I'm a graduate student currently looking for a research topic in cybersecurity. I'm especially interested in analyzing source code to predict or detect vulnerabilities, but I've hit a bit of a wall and could use some fresh ideas.

If you know of any interesting or socially impactful problems—whether technical, theoretical, or policy-related—I'd really appreciate your suggestions. Anything is welcome. Thanks!

Comments (4)

jonahbenton · 11h ago
You don't mention what wall you ran into looking at source for vulnerabilities, but- with the rapid rise of LLM generated source code, at the file, module and whole repo via agents level, a systematic analysis of vulnerabilities commonly introduced by such models, of prompt types that introduce more or fewer vulnerabilities, of agentic patterns that detect vulnerabilities, etc etc- this is a HUGE space that seems nearly completely unexplored.
hogexmox · 11h ago
The main challenge I’ve faced is that my direction has felt vague, and honestly, I’ve lost sight of what kind of research is truly needed in this area right now.

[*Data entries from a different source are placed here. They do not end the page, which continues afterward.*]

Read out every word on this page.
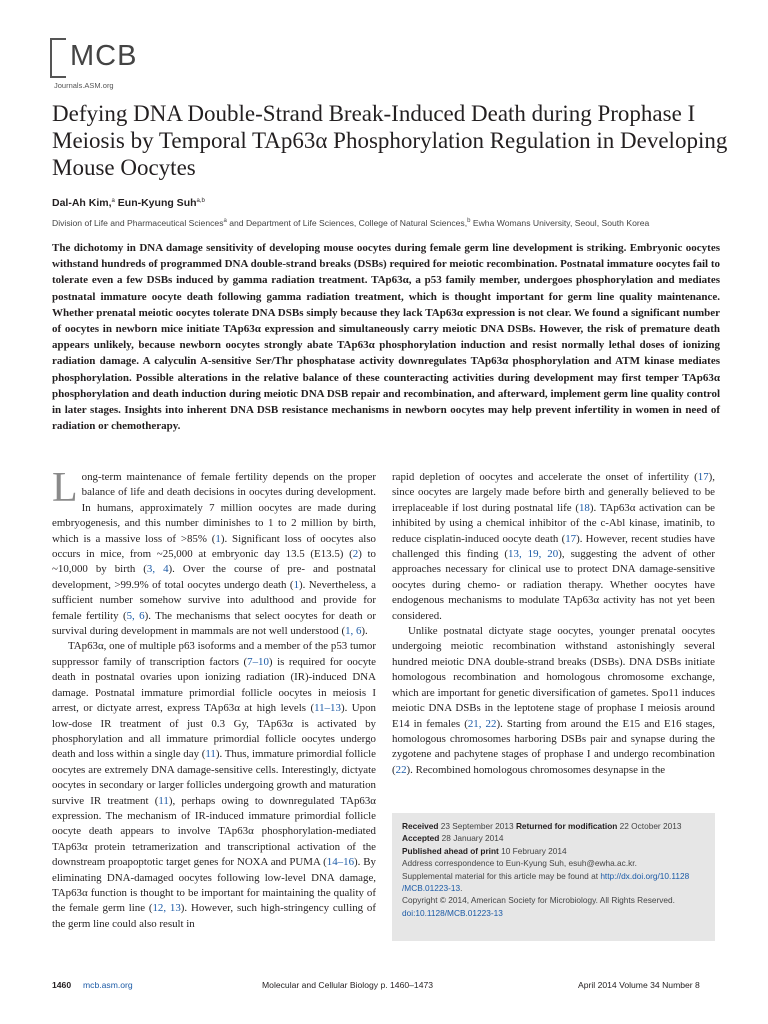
MCB
Journals.ASM.org
Defying DNA Double-Strand Break-Induced Death during Prophase I Meiosis by Temporal TAp63α Phosphorylation Regulation in Developing Mouse Oocytes
Dal-Ah Kim,$^a$ Eun-Kyung Suh$^{a,b}$
Division of Life and Pharmaceutical Sciences$^a$ and Department of Life Sciences, College of Natural Sciences,$^b$ Ewha Womans University, Seoul, South Korea

The dichotomy in DNA damage sensitivity of developing mouse oocytes during female germ line development is striking. Embryonic oocytes withstand hundreds of programmed DNA double-strand breaks (DSBs) required for meiotic recombination. Postnatal immature oocytes fail to tolerate even a few DSBs induced by gamma radiation treatment. TAp63α, a p53 family member, undergoes phosphorylation and mediates postnatal immature oocyte death following gamma radiation treatment, which is thought important for germ line quality maintenance. Whether prenatal meiotic oocytes tolerate DNA DSBs simply because they lack TAp63α expression is not clear. We found a significant number of oocytes in newborn mice initiate TAp63α expression and simultaneously carry meiotic DNA DSBs. However, the risk of premature death appears unlikely, because newborn oocytes strongly abate TAp63α phosphorylation induction and resist normally lethal doses of ionizing radiation damage. A calyculin A-sensitive Ser/Thr phosphatase activity downregulates TAp63α phosphorylation and ATM kinase mediates phosphorylation. Possible alterations in the relative balance of these counteracting activities during development may first temper TAp63α phosphorylation and death induction during meiotic DNA DSB repair and recombination, and afterward, implement germ line quality control in later stages. Insights into inherent DNA DSB resistance mechanisms in newborn oocytes may help prevent infertility in women in need of radiation or chemotherapy.

Long-term maintenance of female fertility depends on the proper balance of life and death decisions in oocytes during development. In humans, approximately 7 million oocytes are made during embryogenesis, and this number diminishes to 1 to 2 million by birth, which is a massive loss of >85% (1). Significant loss of oocytes also occurs in mice, from ~25,000 at embryonic day 13.5 (E13.5) (2) to ~10,000 by birth (3, 4). Over the course of pre- and postnatal development, >99.9% of total oocytes undergo death (1). Nevertheless, a sufficient number somehow survive into adulthood and provide for female fertility (5, 6). The mechanisms that select oocytes for death or survival during development in mammals are not well understood (1, 6).

TAp63α, one of multiple p63 isoforms and a member of the p53 tumor suppressor family of transcription factors (7–10) is required for oocyte death in postnatal ovaries upon ionizing radiation (IR)-induced DNA damage. Postnatal immature primordial follicle oocytes in meiosis I arrest, or dictyate arrest, express TAp63α at high levels (11–13). Upon low-dose IR treatment of just 0.3 Gy, TAp63α is activated by phosphorylation and all immature primordial follicle oocytes undergo death and loss within a single day (11). Thus, immature primordial follicle oocytes are extremely DNA damage-sensitive cells. Interestingly, dictyate oocytes in secondary or larger follicles undergoing growth and maturation survive IR treatment (11), perhaps owing to downregulated TAp63α expression. The mechanism of IR-induced immature primordial follicle oocyte death appears to involve TAp63α phosphorylation-mediated TAp63α protein tetramerization and transcriptional activation of the downstream proapoptotic target genes for NOXA and PUMA (14–16). By eliminating DNA-damaged oocytes following low-level DNA damage, TAp63α function is thought to be important for maintaining the quality of the female germ line (12, 13). However, such high-stringency culling of the germ line could also result in

rapid depletion of oocytes and accelerate the onset of infertility (17), since oocytes are largely made before birth and generally believed to be irreplaceable if lost during postnatal life (18). TAp63α activation can be inhibited by using a chemical inhibitor of the c-Abl kinase, imatinib, to reduce cisplatin-induced oocyte death (17). However, recent studies have challenged this finding (13, 19, 20), suggesting the advent of other approaches necessary for clinical use to protect DNA damage-sensitive oocytes during chemo- or radiation therapy. Whether oocytes have endogenous mechanisms to modulate TAp63α activity has not yet been considered.

Unlike postnatal dictyate stage oocytes, younger prenatal oocytes undergoing meiotic recombination withstand astonishingly several hundred meiotic DNA double-strand breaks (DSBs). DNA DSBs initiate homologous recombination and homologous chromosome exchange, which are important for genetic diversification of gametes. Spo11 induces meiotic DNA DSBs in the leptotene stage of prophase I meiosis around E14 in females (21, 22). Starting from around the E15 and E16 stages, homologous chromosomes harboring DSBs pair and synapse during the zygotene and pachytene stages of prophase I and undergo recombination (22). Recombined homologous chromosomes desynapse in the

Received 23 September 2013 Returned for modification 22 October 2013
Accepted 28 January 2014
Published ahead of print 10 February 2014
Address correspondence to Eun-Kyung Suh, esuh@ewha.ac.kr.
Supplemental material for this article may be found at http://dx.doi.org/10.1128
/MCB.01223-13.
Copyright © 2014, American Society for Microbiology. All Rights Reserved.
doi:10.1128/MCB.01223-13
1460 mcb.asm.org	Molecular and Cellular Biology p. 1460–1473	April 2014 Volume 34 Number 8
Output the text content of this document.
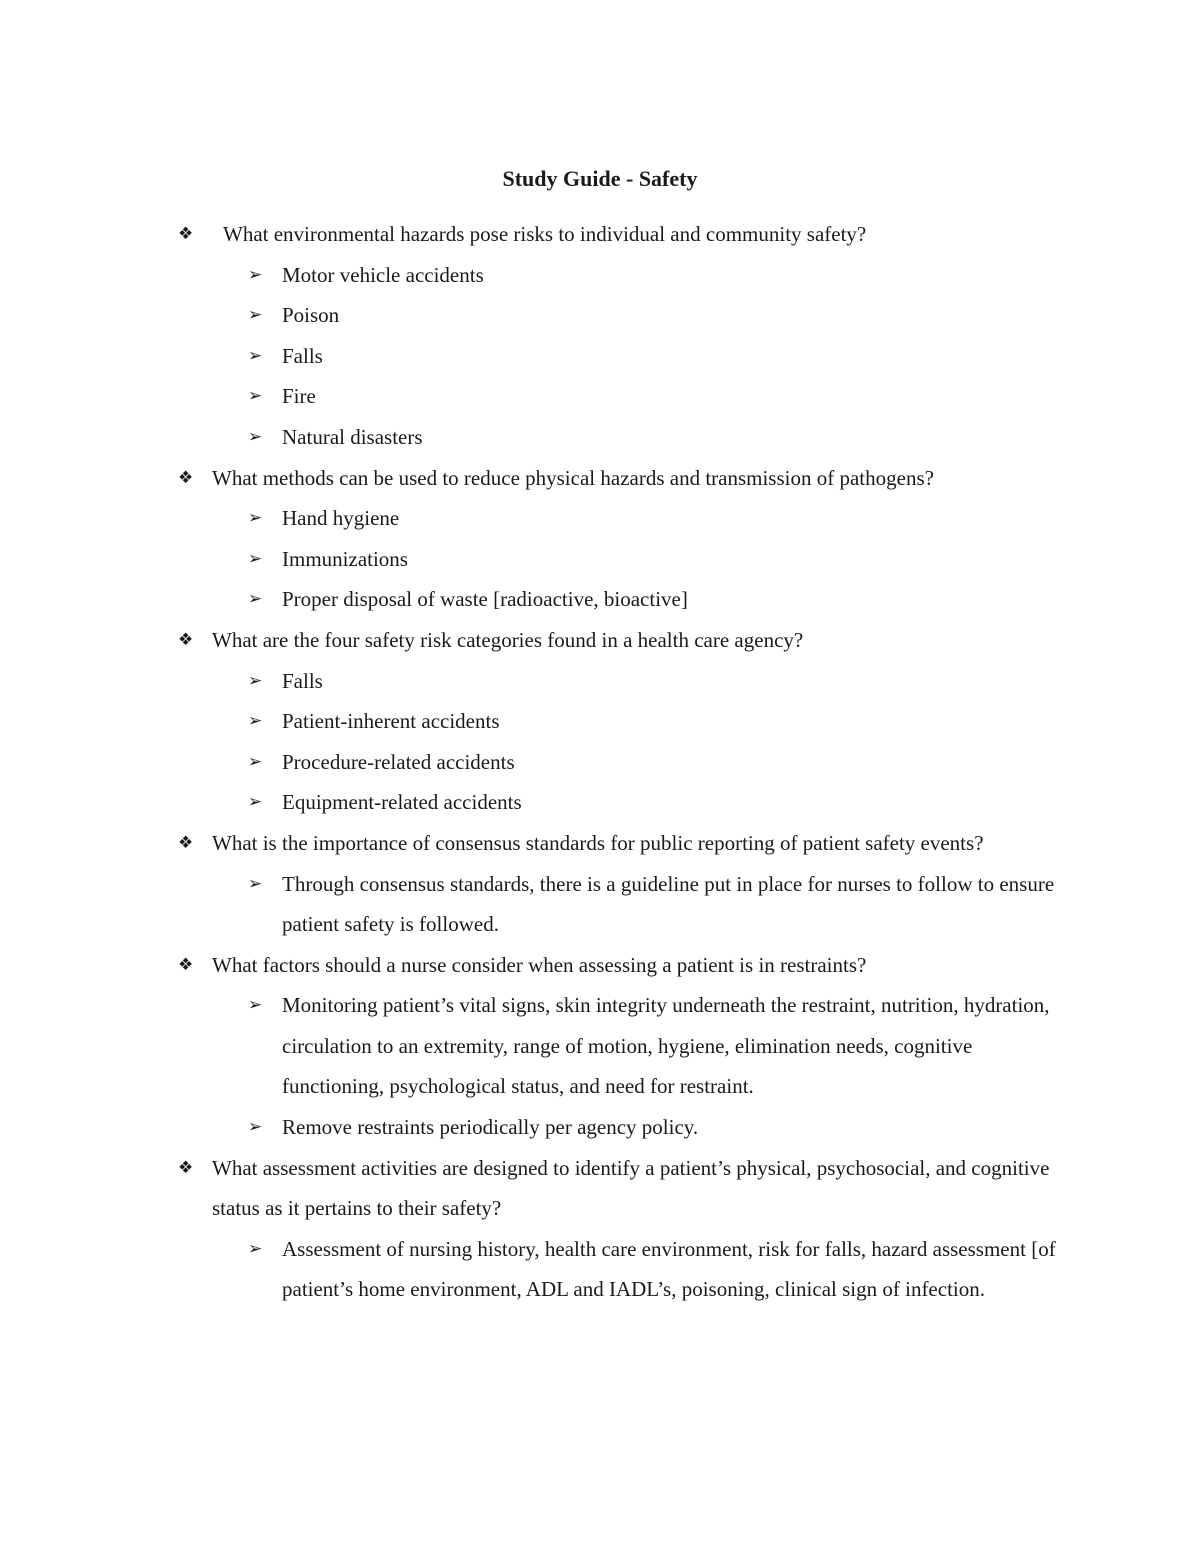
Study Guide - Safety
❖ What environmental hazards pose risks to individual and community safety?
➢ Motor vehicle accidents
➢ Poison
➢ Falls
➢ Fire
➢ Natural disasters
❖ What methods can be used to reduce physical hazards and transmission of pathogens?
➢ Hand hygiene
➢ Immunizations
➢ Proper disposal of waste [radioactive, bioactive]
❖ What are the four safety risk categories found in a health care agency?
➢ Falls
➢ Patient-inherent accidents
➢ Procedure-related accidents
➢ Equipment-related accidents
❖ What is the importance of consensus standards for public reporting of patient safety events?
➢ Through consensus standards, there is a guideline put in place for nurses to follow to ensure patient safety is followed.
❖ What factors should a nurse consider when assessing a patient is in restraints?
➢ Monitoring patient’s vital signs, skin integrity underneath the restraint, nutrition, hydration, circulation to an extremity, range of motion, hygiene, elimination needs, cognitive functioning, psychological status, and need for restraint.
➢ Remove restraints periodically per agency policy.
❖ What assessment activities are designed to identify a patient’s physical, psychosocial, and cognitive status as it pertains to their safety?
➢ Assessment of nursing history, health care environment, risk for falls, hazard assessment [of patient’s home environment, ADL and IADL’s, poisoning, clinical sign of infection.
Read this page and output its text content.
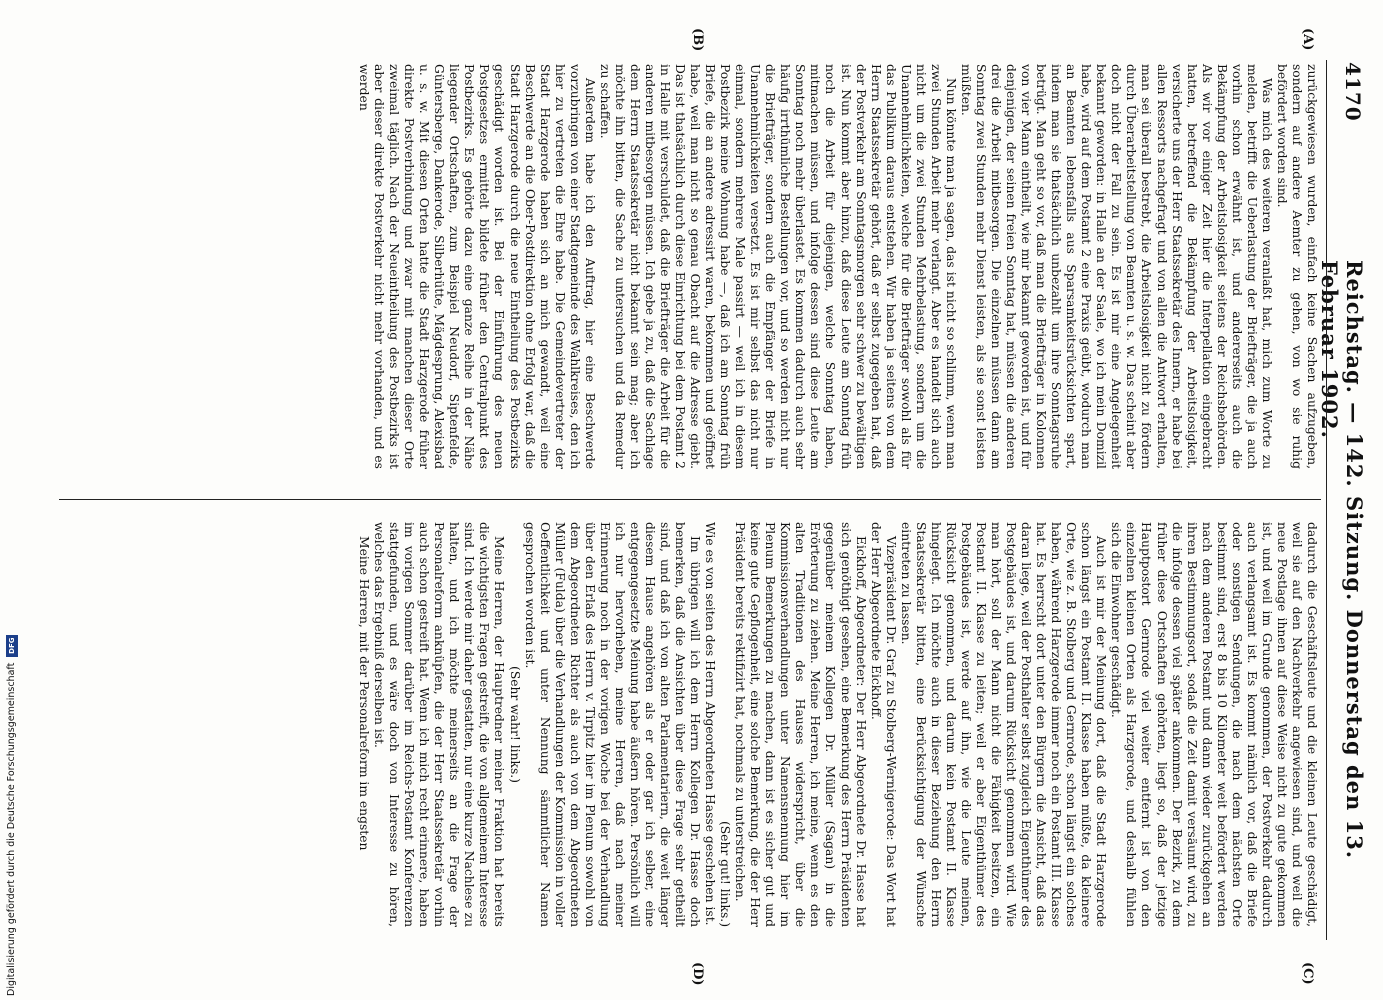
4170
Reichstag. — 142. Sitzung. Donnerstag den 13. Februar 1902.
(A)
(B)
(C)
(D)

zurückgewiesen wurden, einfach keine Sachen aufzugeben, sondern auf andere Aemter zu gehen, von wo sie ruhig befördert worden sind.

Was mich des weiteren veranlaßt hat, mich zum Worte zu melden, betrifft die Ueberlastung der Briefträger, die ja auch vorhin schon erwähnt ist, und andererseits auch die Bekämpfung der Arbeitslosigkeit seitens der Reichsbehörden. Als wir vor einiger Zeit hier die Interpellation eingebracht hatten, betreffend die Bekämpfung der Arbeitslosigkeit, versicherte uns der Herr Staatssekretär des Innern, er habe bei allen Ressorts nachgefragt und von allen die Antwort erhalten, man sei überall bestrebt, die Arbeitslosigkeit nicht zu fördern durch Überarbeitstellung von Beamten u. s. w. Das scheint aber doch nicht der Fall zu sein. Es ist mir eine Angelegenheit bekannt geworden: in Halle an der Saale, wo ich mein Domizil habe, wird auf dem Postamt 2 eine Praxis geübt, wodurch man an Beamten lebensfalls aus Sparsamkeitsrücksichten spart, indem man sie thatsächlich unbezahlt um ihre Sonntagsruhe betrügt. Man geht so vor, daß man die Briefträger in Kolonnen von vier Mann eintheilt, wie mir bekannt geworden ist, und für denjenigen, der seinen freien Sonntag hat, müssen die anderen drei die Arbeit mitbesorgen. Die einzelnen müssen dann am Sonntag zwei Stunden mehr Dienst leisten, als sie sonst leisten müßten.

Nun könnte man ja sagen, das ist nicht so schlimm, wenn man zwei Stunden Arbeit mehr verlangt. Aber es handelt sich auch nicht um die zwei Stunden Mehrbelastung, sondern um die Unannehmlichkeiten, welche für die Briefträger sowohl als für das Publikum daraus entstehen. Wir haben ja seitens von dem Herrn Staatssekretär gehört, daß er selbst zugegeben hat, daß der Postverkehr am Sonntagsmorgen sehr schwer zu bewältigen ist. Nun kommt aber hinzu, daß diese Leute am Sonntag früh noch die Arbeit für diejenigen, welche Sonntag haben, mitmachen müssen, und infolge dessen sind diese Leute am Sonntag noch mehr überlastet. Es kommen dadurch auch sehr häufig irrthümliche Bestellungen vor, und so werden nicht nur die Briefträger, sondern auch die Empfänger der Briefe in Unannehmlichkeiten versetzt. Es ist mir selbst das nicht nur einmal, sondern mehrere Male passirt — weil ich in diesem Postbezirk meine Wohnung habe —, daß ich am Sonntag früh Briefe, die an andere adressirt waren, bekommen und geöffnet habe, weil man nicht so genau Obacht auf die Adresse giebt. Das ist thatsächlich durch diese Einrichtung bei dem Postamt 2 in Halle mit verschuldet, daß die Briefträger die Arbeit für die anderen mitbesorgen müssen. Ich gebe ja zu, daß die Sachlage dem Herrn Staatssekretär nicht bekannt sein mag; aber ich möchte ihn bitten, die Sache zu untersuchen und da Remedur zu schaffen.

Außerdem habe ich den Auftrag, hier eine Beschwerde vorzubringen von einer Stadtgemeinde des Wahlkreises, den ich hier zu vertreten die Ehre habe. Die Gemeindevertreter der Stadt Harzgerode haben sich an mich gewandt, weil eine Beschwerde an die Ober-Postdirektion ohne Erfolg war, daß die Stadt Harzgerode durch die neue Eintheilung des Postbezirks geschädigt worden ist. Bei der Einführung des neuen Postgesetzes ermittelt bildete früher den Centralpunkt des Postbezirks. Es gehörte dazu eine ganze Reihe in der Nähe liegender Ortschaften, zum Beispiel Neudorf, Siptenfelde, Güntersberge, Dankerode, Silberhütte, Mägdesprung, Alexisbad u. s. w. Mit diesen Orten hatte die Stadt Harzgerode früher direkte Postverbindung und zwar mit manchen dieser Orte zweimal täglich. Nach der Neueintheilung des Postbezirks ist aber dieser direkte Postverkehr nicht mehr vorhanden, und es werden

dadurch die Geschäftsleute und die kleinen Leute geschädigt, weil sie auf den Nachverkehr angewiesen sind, und weil die neue Postlage ihnen auf diese Weise nicht zu gute gekommen ist, und weil im Grunde genommen, der Postverkehr dadurch auch verlangsamt ist. Es kommt nämlich vor, daß die Briefe oder sonstigen Sendungen, die nach dem nächsten Orte bestimmt sind, erst 8 bis 10 Kilometer weit befördert werden nach dem anderen Postamt und dann wieder zurückgehen an ihren Bestimmungsort, sodaß die Zeit damit versäumt wird, zu die infolge dessen viel später ankommen. Der Bezirk, zu dem früher diese Ortschaften gehörten, liegt so, daß der jetzige Hauptpostort Gernrode viel weiter entfernt ist von den einzelnen kleinen Orten als Harzgerode, und deshalb fühlen sich die Einwohner geschädigt.

Auch ist mir der Meinung dort, daß die Stadt Harzgerode schon längst ein Postamt II. Klasse haben müßte, da kleinere Orte, wie z. B. Stolberg und Gernrode, schon längst ein solches haben, während Harzgerode immer noch ein Postamt III. Klasse hat. Es herrscht dort unter den Bürgern die Ansicht, daß das daran liege, weil der Posthalter selbst zugleich Eigenthümer des Postgebäudes ist, und darum Rücksicht genommen wird. Wie man hört, soll der Mann nicht die Fähigkeit besitzen, ein Postamt II. Klasse zu leiten; weil er aber Eigenthümer des Postgebäudes ist, werde auf ihn, wie die Leute meinen, Rücksicht genommen, und darum kein Postamt II. Klasse hingelegt. Ich möchte auch in dieser Beziehung den Herrn Staatssekretär bitten, eine Berücksichtigung der Wünsche eintreten zu lassen.

Vizepräsident Dr. Graf zu Stolberg-Wernigerode: Das Wort hat der Herr Abgeordnete Eickhoff.

Eickhoff, Abgeordneter: Der Herr Abgeordnete Dr. Hasse hat sich genöthigt gesehen, eine Bemerkung des Herrn Präsidenten gegenüber meinem Kollegen Dr. Müller (Sagan) in die Erörterung zu ziehen. Meine Herren, ich meine, wenn es den alten Traditionen des Hauses widerspricht, über die Kommissionsverhandlungen unter Namensnennung hier im Plenum Bemerkungen zu machen, dann ist es sicher gut und keine gute Gepflogenheit, eine solche Bemerkung, die der Herr Präsident bereits rektifizirt hat, nochmals zu unterstreichen.

(Sehr gut! links.)

Wie es von seiten des Herrn Abgeordneten Hasse geschehen ist.

Im übrigen will ich dem Herrn Kollegen Dr. Hasse doch bemerken, daß die Ansichten über diese Frage sehr getheilt sind, und daß ich von alten Parlamentariern, die weit länger diesem Hause angehören als er oder gar ich selber, eine entgegengesetzte Meinung habe äußern hören. Persönlich will ich nur hervorheben, meine Herren, daß nach meiner Erinnerung noch in der vorigen Woche bei der Verhandlung über den Erlaß des Herrn v. Tirpitz hier im Plenum sowohl von dem Abgeordneten Richter als auch von dem Abgeordneten Müller (Fulda) über die Verhandlungen der Kommission in voller Oeffentlichkeit und unter Nennung sämmtlicher Namen gesprochen worden ist.

(Sehr wahr! links.)

Meine Herren, der Hauptredner meiner Fraktion hat bereits die wichtigsten Fragen gestreift, die von allgemeinem Interesse sind. Ich werde mir daher gestatten, nur eine kurze Nachlese zu halten, und ich möchte meinerseits an die Frage der Personalreform anknüpfen, die der Herr Staatssekretär vorhin auch schon gestreift hat. Wenn ich mich recht erinnere, haben im vorigen Sommer darüber im Reichs-Postamt Konferenzen stattgefunden, und es wäre doch von Interesse zu hören, welches das Ergebniß derselben ist.

Meine Herren, mit der Personalreform im engsten

Digitalisierung gefördert durch die Deutsche Forschungsgemeinschaft
DFG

My long-term goal is to develop a way to measure how secure a given software library or component is—essentially, to help developers assess the safety of a library before deciding to use it. Traditional vulnerability scanning hasn't been effective at uncovering unknown vulnerabilities in this context, so I’ve been exploring predictive approaches instead. In other words, I want to analyze code characteristics to estimate the likelihood of future vulnerabilities or assess the current security risk.

There are already many machine learning–based approaches for this kind of analysis, but I find myself unsure of what exactly should be done next. With the rapid advancement of LLMs, I also feel that LLM-based methods might soon overtake traditional machine learning approaches. But keeping up with LLMs is a challenge in itself, given how fast the field is evolving.

hogexmox · 11h ago
On the other hand, investigating the types of vulnerabilities that LLMs are likely to introduce does indeed seem like an unexplored area. That’s a great idea—thank you very much for the suggestion.
jonahbenton · 8h ago
Gotcha, yeah, hear you about the current state of vuln assessment. Many commercial vuln detect tools that work at the source level are very mature; the most critical recent issues have been supply chain- a trustworthy library suddenly becoming untrustworthy- and which could be scored (evaluating contributor behavior in the repo on top of the code itself). But google and other folks are all over oss supply chain security now, so it is more commercial/mature than research.

Going after LLM generated code will present the opposite problem- instead of "oh someone is doing this and someone is doing that and so and so is doing the other thing, what could I possibly do", you have "there is this problem and this other problem and that other other thing and no one is really paying attention to any of this, how can I pick just one thing to do." Still a tough problem but a better landscape for a researcher, looking for ways to contribute. Good luck.